Where possible, it is recommended that all those who are at risk of malnutrition try to optimise their nutritional intake by having regular snacks and nourishing drinks, and fortifying their food. The following leaflets give some more detail and practical advice on how to do this:
- Making the most of your food: How to increase the energy (calories), protein and other nutrients in your diet (PDF, 1.23MB)
- Managing malnutrition: Simple recipes and a 1,2,3 approach to increasing your intake of energy, protein and other nutrients (PDF, 1.2MB)
Nourishing drinks can be useful for people who are eating small amounts. It's important to drink enough fluid (8 to 10 cups or glasses a day) and having fluid with additional nutrition such as milky drinks, milkshakes, soups, fruit juice, smoothies, hot chocolate and malted milk drinks can also help increase nutritional intake.
This leaflet (PDF, 558KB) has a few recipes for homemade fortified drinks and desserts to help increase your energy, protein intake.
A range of fortified drinks can be bought from supermarkets and pharmacies (such as Complan, Meritene and Aymes Retail). See the full range available (PDF, 67 KB).
You can check your malnutrition risk at home using self-screening tools. They can be a useful starting point but please ensure you seek advice from a healthcare professional if you are identified as at risk of mlanutrition:
If you or someone you care for is concerned about your nutrition, if you have been eating less, been unwell or have noticed unintentional weight loss, please contact your GP or healthcare professional for further advice.
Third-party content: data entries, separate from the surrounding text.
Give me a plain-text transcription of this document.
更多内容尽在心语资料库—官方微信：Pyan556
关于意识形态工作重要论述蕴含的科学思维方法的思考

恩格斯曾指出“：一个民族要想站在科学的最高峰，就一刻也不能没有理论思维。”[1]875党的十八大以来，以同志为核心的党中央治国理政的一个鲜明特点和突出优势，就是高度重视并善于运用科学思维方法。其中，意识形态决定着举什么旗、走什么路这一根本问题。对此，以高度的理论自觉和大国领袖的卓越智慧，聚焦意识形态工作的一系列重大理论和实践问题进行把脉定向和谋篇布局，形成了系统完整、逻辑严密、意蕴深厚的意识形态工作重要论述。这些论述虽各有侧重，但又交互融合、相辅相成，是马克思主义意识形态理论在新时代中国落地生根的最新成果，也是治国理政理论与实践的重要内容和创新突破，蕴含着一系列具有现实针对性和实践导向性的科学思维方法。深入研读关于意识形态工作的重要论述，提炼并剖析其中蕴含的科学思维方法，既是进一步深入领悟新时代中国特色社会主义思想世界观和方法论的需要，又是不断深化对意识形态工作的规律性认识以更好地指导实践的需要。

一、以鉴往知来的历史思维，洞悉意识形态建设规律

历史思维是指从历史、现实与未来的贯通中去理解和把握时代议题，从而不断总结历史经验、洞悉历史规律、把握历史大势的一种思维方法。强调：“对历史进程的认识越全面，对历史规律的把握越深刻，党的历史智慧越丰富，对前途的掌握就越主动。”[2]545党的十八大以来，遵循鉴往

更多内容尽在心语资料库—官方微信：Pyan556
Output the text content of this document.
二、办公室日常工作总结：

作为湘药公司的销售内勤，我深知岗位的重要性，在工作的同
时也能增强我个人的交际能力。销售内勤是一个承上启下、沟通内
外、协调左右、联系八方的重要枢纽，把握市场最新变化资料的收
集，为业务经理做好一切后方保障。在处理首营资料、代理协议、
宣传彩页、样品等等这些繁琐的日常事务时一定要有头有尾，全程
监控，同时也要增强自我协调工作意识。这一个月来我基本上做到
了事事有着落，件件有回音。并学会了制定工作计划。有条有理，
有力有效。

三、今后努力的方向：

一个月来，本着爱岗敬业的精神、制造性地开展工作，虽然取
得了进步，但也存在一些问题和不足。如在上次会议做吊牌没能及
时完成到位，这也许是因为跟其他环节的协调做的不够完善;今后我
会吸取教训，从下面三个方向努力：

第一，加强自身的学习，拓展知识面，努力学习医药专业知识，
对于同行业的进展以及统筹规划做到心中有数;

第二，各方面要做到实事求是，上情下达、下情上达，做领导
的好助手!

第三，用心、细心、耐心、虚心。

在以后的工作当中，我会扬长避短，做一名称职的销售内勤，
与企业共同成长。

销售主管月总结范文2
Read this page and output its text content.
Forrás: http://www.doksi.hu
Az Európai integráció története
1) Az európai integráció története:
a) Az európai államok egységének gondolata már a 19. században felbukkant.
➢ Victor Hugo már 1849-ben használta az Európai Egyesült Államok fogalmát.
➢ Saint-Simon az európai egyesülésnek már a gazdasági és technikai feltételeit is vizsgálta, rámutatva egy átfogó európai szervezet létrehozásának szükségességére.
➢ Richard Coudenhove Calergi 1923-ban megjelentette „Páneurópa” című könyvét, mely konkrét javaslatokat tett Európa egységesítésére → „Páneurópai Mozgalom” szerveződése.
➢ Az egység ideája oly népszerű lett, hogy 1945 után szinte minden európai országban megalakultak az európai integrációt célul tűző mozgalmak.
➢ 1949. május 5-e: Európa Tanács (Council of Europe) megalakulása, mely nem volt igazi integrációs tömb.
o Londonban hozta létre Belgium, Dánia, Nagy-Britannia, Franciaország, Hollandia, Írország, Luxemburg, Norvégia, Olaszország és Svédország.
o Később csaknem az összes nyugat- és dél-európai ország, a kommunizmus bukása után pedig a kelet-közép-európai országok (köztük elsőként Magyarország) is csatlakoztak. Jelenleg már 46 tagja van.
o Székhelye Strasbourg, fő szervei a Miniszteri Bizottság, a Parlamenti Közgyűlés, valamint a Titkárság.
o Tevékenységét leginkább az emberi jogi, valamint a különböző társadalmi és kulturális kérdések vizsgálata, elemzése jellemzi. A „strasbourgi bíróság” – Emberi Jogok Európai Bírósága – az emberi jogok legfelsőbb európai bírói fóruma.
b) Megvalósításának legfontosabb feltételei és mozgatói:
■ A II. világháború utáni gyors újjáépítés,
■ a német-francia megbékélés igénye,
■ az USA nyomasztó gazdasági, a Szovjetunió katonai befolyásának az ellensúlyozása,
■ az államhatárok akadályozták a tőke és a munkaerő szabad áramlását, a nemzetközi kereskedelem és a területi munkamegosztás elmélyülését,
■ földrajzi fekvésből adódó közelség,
As well as good nutrition it's important to ensure you drink enough fluid to stay hydrated.
Dehydration can increase the risk of falls, infections such as urinary tract infections, constipation and cause confusion and tiredness.
Aim to drink 8 to 10 cups or glasses of fluid every day (1,600ml to 2,000ml). This may need be increased in hot weather, if you are exercising more, and if you are unwell with a high temperature.
Water, milk, juices, squash, tea and coffee all count. If you're struggling to eat enough consider nourishing drinks such as milky drinks, milkshakes, soups, fruit juice, smoothies, hot chocolate and malted milk drinks.
This BDA information sheet (PDF, 586 KB) is full of facts about why you should stay hydrated.